Le Département d’État entreprenait alors une grande revue des engagements américains dans les institutions internationales et laissait planer le doute sur son engagement dans les deux organismes issus de Bretton Woods.
Dans un discours remarqué — que nous avions commenté dans la revue — le Secrétaire au Trésor Scott Bessent avait expliqué que les États-Unis resteraient bien dans les institutions du Consensus de Washington, mais seulement au prix de changements profonds.
Ceux-ci ont commencé à voir le jour, comme le soutien sans équivoque au nouveau programme d’ajustement de l’Argentine de Javier Milei — alors même que le conseil d’administration du Fonds avait émis de grandes réserves. Six mois plus tard, l’Argentine s’enfonce dans la crise et, sous la pression américaine et le concours financier du Trésor, le FMI est forcé de renouveler son engagement en soutien d’une stratégie économique dont chacun — à commencer par les marchés financiers — doute profondément.

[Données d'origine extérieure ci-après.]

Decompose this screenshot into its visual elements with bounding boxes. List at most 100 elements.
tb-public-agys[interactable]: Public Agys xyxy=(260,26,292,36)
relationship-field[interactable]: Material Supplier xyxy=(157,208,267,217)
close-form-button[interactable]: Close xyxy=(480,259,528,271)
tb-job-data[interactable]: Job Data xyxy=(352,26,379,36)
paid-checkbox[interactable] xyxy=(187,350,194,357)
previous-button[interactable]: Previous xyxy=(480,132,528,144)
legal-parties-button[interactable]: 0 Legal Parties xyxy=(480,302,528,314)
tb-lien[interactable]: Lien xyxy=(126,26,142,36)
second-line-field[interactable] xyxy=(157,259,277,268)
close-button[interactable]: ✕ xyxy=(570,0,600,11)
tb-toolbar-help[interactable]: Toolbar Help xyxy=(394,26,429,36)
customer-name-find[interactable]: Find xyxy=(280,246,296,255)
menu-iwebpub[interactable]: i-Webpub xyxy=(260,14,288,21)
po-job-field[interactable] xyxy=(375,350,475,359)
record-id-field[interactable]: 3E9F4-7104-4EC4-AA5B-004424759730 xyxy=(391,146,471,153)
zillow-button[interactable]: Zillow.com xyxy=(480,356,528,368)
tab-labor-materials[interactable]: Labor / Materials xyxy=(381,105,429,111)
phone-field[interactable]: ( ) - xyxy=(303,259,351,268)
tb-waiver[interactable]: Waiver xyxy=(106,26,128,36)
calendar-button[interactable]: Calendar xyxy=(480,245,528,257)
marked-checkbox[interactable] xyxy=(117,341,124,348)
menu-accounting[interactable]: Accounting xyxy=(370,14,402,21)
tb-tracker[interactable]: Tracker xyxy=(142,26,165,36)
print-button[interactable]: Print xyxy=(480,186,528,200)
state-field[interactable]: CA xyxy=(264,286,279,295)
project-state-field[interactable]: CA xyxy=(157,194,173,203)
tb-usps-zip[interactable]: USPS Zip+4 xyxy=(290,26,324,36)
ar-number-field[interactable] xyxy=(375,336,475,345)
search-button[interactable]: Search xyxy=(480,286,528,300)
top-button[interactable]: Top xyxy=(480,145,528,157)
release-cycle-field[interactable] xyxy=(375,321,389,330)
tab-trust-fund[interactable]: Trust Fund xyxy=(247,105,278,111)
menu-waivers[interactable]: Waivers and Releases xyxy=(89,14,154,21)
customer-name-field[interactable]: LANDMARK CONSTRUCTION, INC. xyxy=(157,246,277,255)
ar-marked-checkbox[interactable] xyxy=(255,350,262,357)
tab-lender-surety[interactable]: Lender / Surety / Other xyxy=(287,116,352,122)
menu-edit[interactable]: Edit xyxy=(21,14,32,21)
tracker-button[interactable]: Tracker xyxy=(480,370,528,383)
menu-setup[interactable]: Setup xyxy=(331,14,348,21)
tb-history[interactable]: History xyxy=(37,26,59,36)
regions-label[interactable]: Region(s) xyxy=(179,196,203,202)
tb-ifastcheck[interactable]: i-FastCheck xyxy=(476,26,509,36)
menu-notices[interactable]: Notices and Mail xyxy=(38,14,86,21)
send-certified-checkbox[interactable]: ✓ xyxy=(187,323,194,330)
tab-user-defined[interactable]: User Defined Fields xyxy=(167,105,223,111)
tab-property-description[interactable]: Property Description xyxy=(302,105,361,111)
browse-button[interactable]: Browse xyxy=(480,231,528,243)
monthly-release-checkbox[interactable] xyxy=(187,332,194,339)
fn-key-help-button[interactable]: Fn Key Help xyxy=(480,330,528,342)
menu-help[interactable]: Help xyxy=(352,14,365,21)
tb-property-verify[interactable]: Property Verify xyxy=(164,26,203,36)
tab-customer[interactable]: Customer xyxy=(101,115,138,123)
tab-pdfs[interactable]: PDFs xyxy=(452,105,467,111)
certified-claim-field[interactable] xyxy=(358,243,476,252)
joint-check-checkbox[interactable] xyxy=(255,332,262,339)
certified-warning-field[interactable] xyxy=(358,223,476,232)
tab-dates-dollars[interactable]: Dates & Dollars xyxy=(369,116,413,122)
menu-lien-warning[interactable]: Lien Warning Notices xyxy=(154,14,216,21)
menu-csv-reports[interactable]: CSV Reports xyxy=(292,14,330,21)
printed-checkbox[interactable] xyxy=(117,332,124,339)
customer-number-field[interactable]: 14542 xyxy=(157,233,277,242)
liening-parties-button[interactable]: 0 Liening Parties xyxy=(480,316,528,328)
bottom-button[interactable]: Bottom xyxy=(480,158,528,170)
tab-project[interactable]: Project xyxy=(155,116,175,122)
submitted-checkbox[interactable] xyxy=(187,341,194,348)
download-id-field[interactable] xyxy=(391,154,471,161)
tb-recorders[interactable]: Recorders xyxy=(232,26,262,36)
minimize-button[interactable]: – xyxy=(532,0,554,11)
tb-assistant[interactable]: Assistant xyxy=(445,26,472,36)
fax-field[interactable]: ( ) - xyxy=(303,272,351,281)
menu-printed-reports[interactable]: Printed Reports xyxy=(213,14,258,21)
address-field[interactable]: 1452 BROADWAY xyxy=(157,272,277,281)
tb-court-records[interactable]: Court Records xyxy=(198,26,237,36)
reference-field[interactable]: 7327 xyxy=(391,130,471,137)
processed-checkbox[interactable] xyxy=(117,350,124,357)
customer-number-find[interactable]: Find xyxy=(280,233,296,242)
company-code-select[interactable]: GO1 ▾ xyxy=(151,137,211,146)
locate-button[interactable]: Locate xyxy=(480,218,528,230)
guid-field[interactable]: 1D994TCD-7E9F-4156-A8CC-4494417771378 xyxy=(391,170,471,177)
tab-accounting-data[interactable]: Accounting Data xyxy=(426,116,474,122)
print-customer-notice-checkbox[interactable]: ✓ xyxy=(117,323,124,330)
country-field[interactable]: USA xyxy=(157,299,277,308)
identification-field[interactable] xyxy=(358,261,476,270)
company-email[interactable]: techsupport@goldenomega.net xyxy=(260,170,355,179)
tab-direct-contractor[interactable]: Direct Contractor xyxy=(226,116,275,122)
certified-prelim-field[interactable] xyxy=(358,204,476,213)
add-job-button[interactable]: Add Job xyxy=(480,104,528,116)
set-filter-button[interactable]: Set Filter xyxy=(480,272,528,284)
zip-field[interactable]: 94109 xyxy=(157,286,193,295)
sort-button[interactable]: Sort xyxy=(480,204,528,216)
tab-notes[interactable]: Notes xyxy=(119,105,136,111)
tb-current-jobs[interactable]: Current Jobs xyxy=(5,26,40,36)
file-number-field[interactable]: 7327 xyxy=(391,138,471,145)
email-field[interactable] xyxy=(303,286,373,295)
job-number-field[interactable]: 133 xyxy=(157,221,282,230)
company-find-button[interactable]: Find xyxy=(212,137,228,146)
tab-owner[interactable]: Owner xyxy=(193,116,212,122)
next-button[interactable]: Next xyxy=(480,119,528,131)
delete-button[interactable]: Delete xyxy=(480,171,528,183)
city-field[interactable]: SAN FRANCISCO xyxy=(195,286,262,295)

En nommant Dan Katz — un proche de Scott Bessent — administrateur au FMI, et en intensifiant sa volonté de marginaliser la Chine, la stratégie américaine se fait de plus en plus claire : ne pas quitter les institutions internationales mais les manipuler pour marginaliser la Chine.

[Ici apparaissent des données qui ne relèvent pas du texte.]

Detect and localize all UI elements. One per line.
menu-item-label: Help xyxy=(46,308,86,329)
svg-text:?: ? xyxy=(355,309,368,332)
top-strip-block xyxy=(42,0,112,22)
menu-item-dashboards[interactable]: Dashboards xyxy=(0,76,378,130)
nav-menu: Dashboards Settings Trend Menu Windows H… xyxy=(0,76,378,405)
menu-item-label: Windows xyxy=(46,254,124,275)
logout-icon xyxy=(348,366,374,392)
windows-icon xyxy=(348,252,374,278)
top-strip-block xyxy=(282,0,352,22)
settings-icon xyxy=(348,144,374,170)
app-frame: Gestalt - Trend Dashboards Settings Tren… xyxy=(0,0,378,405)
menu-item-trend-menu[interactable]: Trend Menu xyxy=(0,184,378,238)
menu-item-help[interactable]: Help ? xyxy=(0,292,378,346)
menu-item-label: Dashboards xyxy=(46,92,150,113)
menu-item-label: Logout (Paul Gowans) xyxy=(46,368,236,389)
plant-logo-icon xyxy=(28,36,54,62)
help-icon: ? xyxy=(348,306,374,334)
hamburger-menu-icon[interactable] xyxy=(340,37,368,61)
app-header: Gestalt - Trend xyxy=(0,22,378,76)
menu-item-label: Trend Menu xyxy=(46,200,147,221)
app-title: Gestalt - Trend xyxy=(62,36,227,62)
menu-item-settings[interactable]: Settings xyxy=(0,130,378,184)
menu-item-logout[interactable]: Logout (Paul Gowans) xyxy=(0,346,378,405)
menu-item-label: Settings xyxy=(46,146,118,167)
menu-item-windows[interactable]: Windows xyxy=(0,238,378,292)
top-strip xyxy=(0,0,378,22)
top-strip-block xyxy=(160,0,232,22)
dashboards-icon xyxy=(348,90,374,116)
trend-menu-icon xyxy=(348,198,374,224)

Cet agenda coïncide avec une nouvelle secousse dans la guerre commerciale sino-américaine, alors que la Chine instaure de nouveaux contrôles sur les chaînes de valeur liées aux terres rares.

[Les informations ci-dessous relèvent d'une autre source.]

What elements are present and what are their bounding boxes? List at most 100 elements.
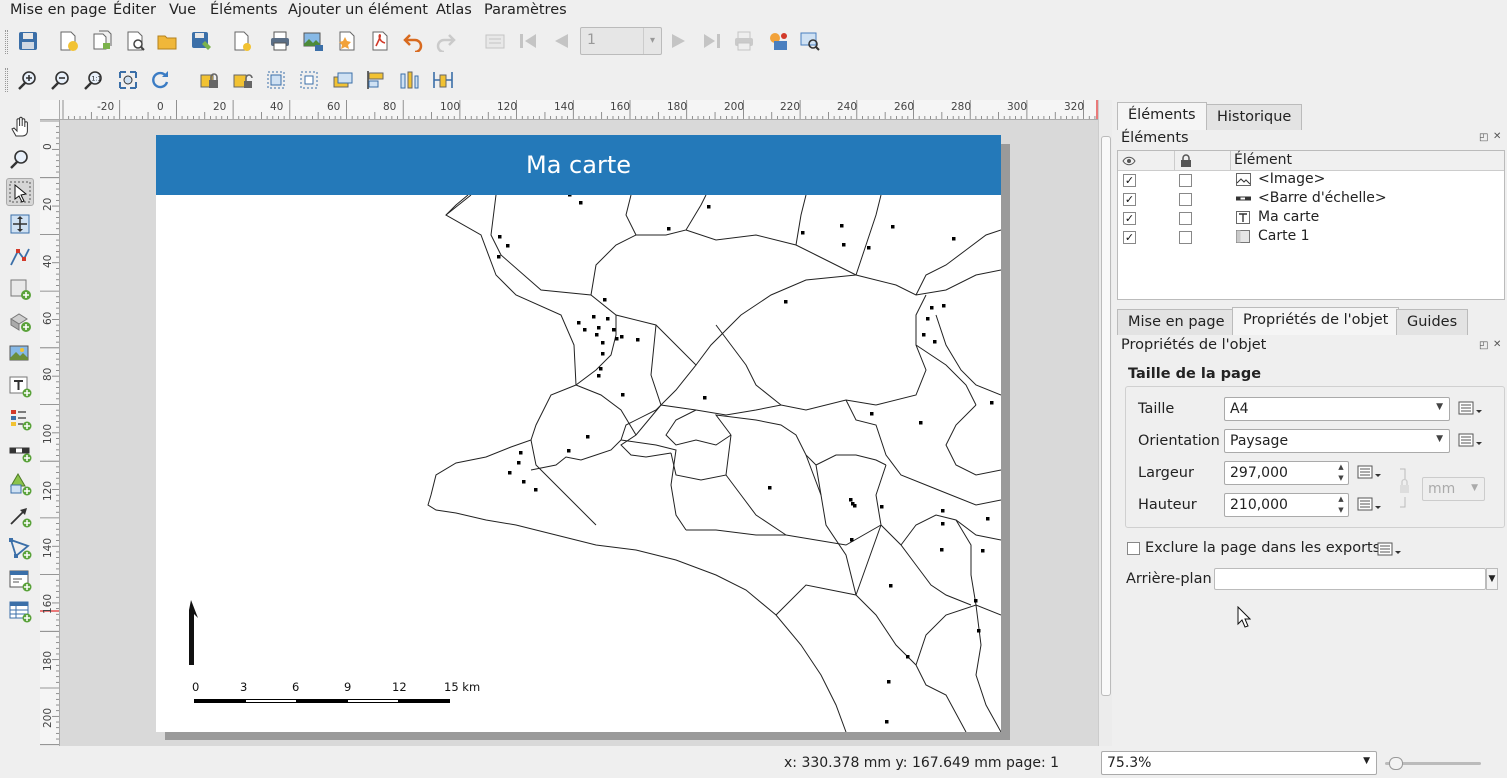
atlas-page-spinbox[interactable]: 1 ▾ [580, 27, 662, 55]
add-map-icon[interactable] [6, 275, 34, 303]
menu-parametres[interactable]: Paramètres [484, 2, 567, 18]
atlas-preview-icon[interactable] [482, 28, 508, 54]
refresh-icon[interactable] [147, 67, 173, 93]
spin-arrows-icon[interactable]: ▲ ▼ [1334, 494, 1348, 516]
align-left-icon[interactable] [363, 67, 389, 93]
chevron-down-icon[interactable]: ▼ [1486, 568, 1498, 590]
menu-atlas[interactable]: Atlas [436, 2, 472, 18]
unlock-items-icon[interactable] [230, 67, 256, 93]
atlas-toolbar-icon[interactable] [797, 28, 823, 54]
zoom-slider[interactable] [1385, 757, 1481, 770]
add-scalebar-icon[interactable] [6, 437, 34, 465]
data-defined-override-icon[interactable] [1458, 432, 1482, 450]
tab-elements[interactable]: Éléments [1117, 102, 1207, 130]
menu-mise-en-page[interactable]: Mise en page [10, 2, 107, 18]
layout-page[interactable]: Ma carte 0 3 6 9 12 15 km [156, 135, 1001, 732]
raise-items-icon[interactable] [330, 67, 356, 93]
add-label-icon[interactable] [6, 372, 34, 400]
layout-manager-icon[interactable] [122, 28, 148, 54]
item-visible-checkbox[interactable]: ✓ [1123, 174, 1136, 187]
resize-icon[interactable] [430, 67, 456, 93]
vertical-scrollbar[interactable] [1098, 100, 1112, 746]
zoom-actual-icon[interactable]: 1:1 [81, 67, 107, 93]
tab-guides[interactable]: Guides [1396, 309, 1469, 335]
menu-ajouter-element[interactable]: Ajouter un élément [288, 2, 428, 18]
width-spinbox[interactable]: 297,000 ▲ ▼ [1224, 461, 1349, 485]
lock-ratio-icon[interactable] [1398, 467, 1410, 509]
menu-editer[interactable]: Éditer [113, 2, 156, 18]
print-atlas-icon[interactable] [731, 28, 757, 54]
add-legend-icon[interactable] [6, 405, 34, 433]
export-svg-icon[interactable] [334, 28, 360, 54]
item-row-image[interactable]: ✓ <Image> [1118, 171, 1504, 190]
new-layout-icon[interactable] [55, 28, 81, 54]
item-lock-checkbox[interactable] [1179, 212, 1192, 225]
redo-icon[interactable] [433, 28, 459, 54]
open-folder-icon[interactable] [154, 28, 180, 54]
next-feature-icon[interactable] [666, 28, 692, 54]
add-arrow-icon[interactable] [6, 502, 34, 530]
float-panel-icon[interactable]: ◰ [1479, 132, 1488, 143]
data-defined-override-icon[interactable] [1458, 400, 1482, 418]
items-column-header[interactable]: Élément [1234, 152, 1292, 168]
spin-arrows-icon[interactable]: ▲ ▼ [1334, 462, 1348, 484]
last-feature-icon[interactable] [699, 28, 725, 54]
select-tool-icon[interactable] [6, 178, 34, 206]
edit-nodes-icon[interactable] [6, 243, 34, 271]
orientation-combo[interactable]: Paysage ▼ [1224, 429, 1450, 453]
add-picture-icon[interactable] [6, 340, 34, 368]
add-node-item-icon[interactable] [6, 534, 34, 562]
height-spinbox[interactable]: 210,000 ▲ ▼ [1224, 493, 1349, 517]
save-as-template-icon[interactable] [188, 28, 214, 54]
background-symbol-button[interactable] [1214, 568, 1486, 590]
data-defined-override-icon[interactable] [1357, 496, 1381, 514]
layout-viewport[interactable]: Ma carte 0 3 6 9 12 15 km [60, 120, 1098, 746]
page-setup-icon[interactable] [228, 28, 254, 54]
item-visible-checkbox[interactable]: ✓ [1123, 193, 1136, 206]
lock-icon[interactable] [1180, 154, 1192, 168]
ungroup-items-icon[interactable] [296, 67, 322, 93]
float-panel-icon[interactable]: ◰ [1479, 340, 1488, 351]
unit-combo[interactable]: mm ▼ [1422, 477, 1485, 501]
map-title-label[interactable]: Ma carte [156, 151, 1001, 179]
tab-item-properties[interactable]: Propriétés de l'objet [1232, 307, 1400, 335]
item-lock-checkbox[interactable] [1179, 174, 1192, 187]
zoom-slider-handle[interactable] [1389, 757, 1404, 770]
data-defined-override-icon[interactable] [1377, 541, 1401, 559]
atlas-settings-icon[interactable] [765, 28, 791, 54]
add-3d-map-icon[interactable] [6, 307, 34, 335]
item-row-scalebar[interactable]: ✓ <Barre d'échelle> [1118, 190, 1504, 209]
toolbar-grip[interactable] [5, 68, 8, 92]
undo-icon[interactable] [400, 28, 426, 54]
zoom-tool-icon[interactable] [6, 145, 34, 173]
data-defined-override-icon[interactable] [1357, 464, 1381, 482]
group-items-icon[interactable] [263, 67, 289, 93]
zoom-combo[interactable]: 75.3% ▼ [1101, 751, 1377, 775]
items-list[interactable]: Élément ✓ <Image> ✓ <Barre d'échelle> ✓ … [1117, 150, 1505, 300]
pan-icon[interactable] [6, 113, 34, 141]
add-html-icon[interactable] [6, 566, 34, 594]
first-feature-icon[interactable] [515, 28, 541, 54]
tab-history[interactable]: Historique [1206, 104, 1303, 130]
duplicate-layout-icon[interactable] [89, 28, 115, 54]
save-icon[interactable] [15, 28, 41, 54]
lock-items-icon[interactable] [197, 67, 223, 93]
add-shape-icon[interactable] [6, 470, 34, 498]
move-content-icon[interactable] [6, 210, 34, 238]
zoom-full-icon[interactable] [115, 67, 141, 93]
scrollbar-thumb[interactable] [1101, 136, 1111, 696]
menu-vue[interactable]: Vue [169, 2, 196, 18]
add-attribute-table-icon[interactable] [6, 597, 34, 625]
zoom-out-icon[interactable] [48, 67, 74, 93]
item-lock-checkbox[interactable] [1179, 193, 1192, 206]
distribute-icon[interactable] [396, 67, 422, 93]
chevron-down-icon[interactable]: ▾ [643, 28, 661, 54]
item-lock-checkbox[interactable] [1179, 231, 1192, 244]
horizontal-ruler[interactable]: -20 0 20 40 60 80 100 120 140 160 180 20… [60, 100, 1098, 120]
close-panel-icon[interactable]: ✕ [1493, 131, 1501, 142]
toolbar-grip[interactable] [5, 30, 8, 54]
print-icon[interactable] [267, 28, 293, 54]
tab-layout[interactable]: Mise en page [1117, 309, 1236, 335]
close-panel-icon[interactable]: ✕ [1493, 339, 1501, 350]
size-combo[interactable]: A4 ▼ [1224, 397, 1450, 421]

Les États-Unis ont compris que pour avoir une chance de remporter ce conflit commercial, ils allaient avoir besoin de leurs alliés et des institutions internationales.
Ils ont ainsi commencé à utiliser le G7 pour étendre le régime de sanctions et de tarifs contre l’Inde et la Chine et vont certainement tenter d’imposer une réponse multilatérale sur les terres rares.
À ce stade, il semble difficile d’imaginer l’Europe y résister. Pour éviter d’entraîner l’Union dans le piège de Thucydide, il faut comprendre la radicalité des tenants de la proposition trumpiste.
Ce texte de Dan Katz, nouvel homme fort de Trump au FMI, en est un bon exemple.
Cette semaine, la Banque mondiale et le Fonds monétaire international se réunissent.
Ce texte est publié en avril 2024, lors des dernières Réunions de printemps avant l’élection de Trump.
Alors que, des quatre coins du globe, les gouverneurs des banques centrales, les ministres des Finances, les acteurs du secteur privé et les organisations de la société civile du monde entier se déplacent à Washington, ces deux institutions pourront prétendre à juste titre être au cœur du système financier international.
Comme toutes les organisations internationales, la Banque mondiale et le FMI préfèrent que tous les pays participent, et pas seulement ceux qui partagent les valeurs et les objectifs de l’intégration économique tels qu’ils furent fixés après la Seconde Guerre mondiale.
En cela, elles commettent malheureusement une erreur.
Cette forme d’approche inclusive peut certes convenir à une organisation diplomatique telle que les Nations unies ; mais la Banque mondiale et le FMI sont des institutions financières, conçues par l’Occident pour promouvoir le développement, la croissance économique et la stabilité. Elles n’ont pas été conçues pour que s’y joignent des économies non marchandes comme la Chine, ni pour promouvoir leurs intérêts.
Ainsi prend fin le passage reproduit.